Mexico avocado marketers are expecting big things this year in a U.S. market they already dominate.
Mexico already accounts for about 1.1 billion pounds in a U.S. avocado market that this year will consume around 1.8 billion pounds from four countries of origin, according to Maggie Bezart-Hall, vice president of retail with Irving, Texas-based Avocados From Mexico Inc., which markets Mexican product in the U.S.
“There’s so much going on, it’s really going to be an exciting year,” Bezart-Hall said.
Bezart’s marketing group is launching a fall retail promotion with Omaha, Neb.-based ConAgra Foods in September, October and November, in which the two will cross-merchandise Mexican avocados with ConAgra’s Ro-Tel Tomatoes & Diced Green Chilies.
Avocados From Mexico will shift retail promotional gears in other ways, too, Bezart-Hall said.
One way is to offer coupons to shoppers via text message, she said.
It’s a move away from quick-response codes, she said.
“You know, the QR codes have come and gone. They really didn’t take off, because you had to download an app and you had to have a great phone to be able to do it,” Bezart-Hall said.
Texting is simpler and a “hotter” item, she said.
“Now, you’ll be able to text and it will take you right to a landing page and consumers will be able to get recipes and coupons and read about avocados from Mexico and they’ll also be able to enter sweepstakes all through their phone,” Bezart-Hall said.
The concept is gaining traction across the food industry, Bezart-Hall noted.
“Pepsi is doing it and some of the big consumer product goods companies are doing it, like Coke and Frito-Lay,” she said.
Avocados From Mexico also is running “Hungry for Football,” a September through November promotion that includes a display contest for retail produce managers and a sweepstakes event in which consumers can win $500 grocery gift cards.
Another promotion, through the group’s newly created Hispanic marketing department, will focus on the Hispanic marketplace and Hispanic retail stores, Bezart-Hall said.
“So, concurrently with our general market programs we’ll be running Hispanic programs,” she said.
The first Hispanic-centric promotion is called “Siestas Tatrias,” which refers to national holidays, Bezart-Hall said.
All of those changes are coming at a time Avocados From Mexico has new leadership, in President Alvaro Luque, who joined the group in January 2014 from tortilla manufacturer Mission Foods.
“Alvaro really is bringing about some nice innovations within the avocado category,” Bezart-Hall said, “but he is also a very good listener.”
Emiliano Escobedo, executive director of the Hass Avocado Board, Irvine, Calif., agreed.

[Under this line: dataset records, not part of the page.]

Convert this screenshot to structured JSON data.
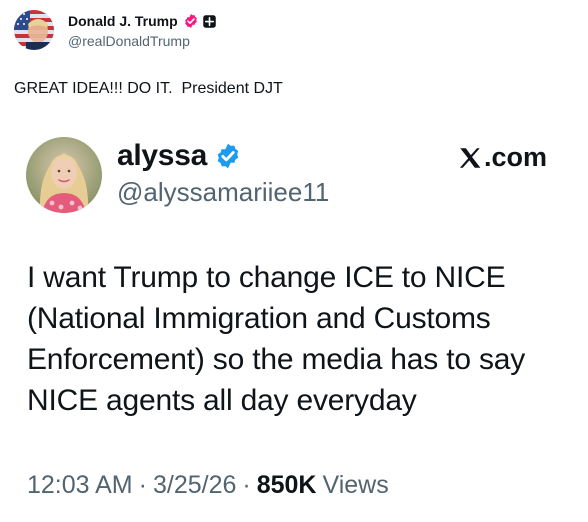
{
  "post": {
    "author_name": "Donald J. Trump",
    "author_handle": "@realDonaldTrump",
    "avatar_icon": "flag-portrait-avatar",
    "text": "GREAT IDEA!!! DO IT.  President DJT"
  },
  "quoted": {
    "name": "alyssa",
    "handle": "@alyssamariiee11",
    "site_label": ".com",
    "site_logo": "x-logo-icon",
    "body": "I want Trump to change ICE to NICE (National Immigration and Customs Enforcement) so the media has to say NICE agents all day everyday",
    "time": "12:03 AM",
    "date": "3/25/26",
    "views_count": "850K",
    "views_label": "Views"
  },
  "colors": {
    "text": "#0f1419",
    "secondary": "#536471",
    "verified_blue": "#1d9bf0",
    "affiliate_red": "#f91880"
  }
}
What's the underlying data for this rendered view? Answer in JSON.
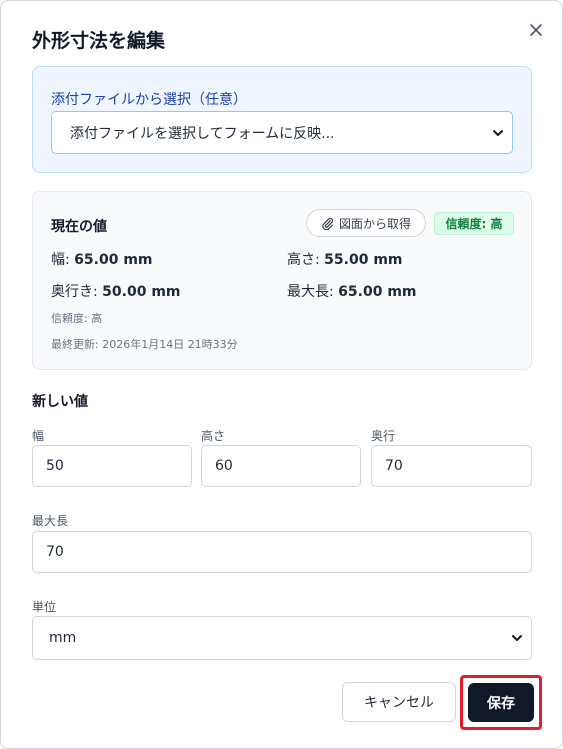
{
  "dialog": {
    "title": "外形寸法を編集",
    "close_icon": "close-icon"
  },
  "attachment": {
    "label": "添付ファイルから選択（任意）",
    "select_value": "添付ファイルを選択してフォームに反映..."
  },
  "current": {
    "title": "現在の値",
    "fetch_label": "図面から取得",
    "confidence_badge": "信頼度: 高",
    "width": {
      "label": "幅:",
      "value": "65.00 mm"
    },
    "height": {
      "label": "高さ:",
      "value": "55.00 mm"
    },
    "depth": {
      "label": "奥行き:",
      "value": "50.00 mm"
    },
    "max_length": {
      "label": "最大長:",
      "value": "65.00 mm"
    },
    "confidence_text": "信頼度: 高",
    "last_updated": "最終更新: 2026年1月14日 21時33分"
  },
  "new_values": {
    "title": "新しい値",
    "width": {
      "label": "幅",
      "value": "50"
    },
    "height": {
      "label": "高さ",
      "value": "60"
    },
    "depth": {
      "label": "奥行",
      "value": "70"
    },
    "max_length": {
      "label": "最大長",
      "value": "70"
    },
    "unit": {
      "label": "単位",
      "value": "mm"
    }
  },
  "actions": {
    "cancel": "キャンセル",
    "save": "保存"
  },
  "colors": {
    "primary_dark": "#111827",
    "highlight_red": "#e11d2a",
    "badge_green": "#15803d",
    "info_blue": "#1e40af"
  }
}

“He has, I think, worked very hard in his short time to really understand the uniqueness of the avocado category and really understand the position of Mexico in the market,” Escobedo said. “I think he’s going to do great.”
Mexico anticipates a similar volume this year as last, Bezart-Hall said.
That may be an underestimate, however, said Rob Wedin, vice president of sales and marketing with Calavo Growers Inc., Santa Paula, Calif.
“We believe the Mexican crop will increase 20 percent, without the addition of any new states,” he said.
In any event, there will be plenty of fruit available, said David Fausset, salesman/category manager with Oxnard, Calif.-based Mission Produce Inc.
“Mexico will be relied upon heavily to produce the majority of the demand, but will also be challenged with early season maturity as well,” Fausset said.
The key for Mexico is to continue to grow consumer demand, said Phil Henry, president of Henry Avocado Corp. in Escondido, Calif.
“They have been taking maturity standards very seriously, so the fruit quality has been very good,” Henry said.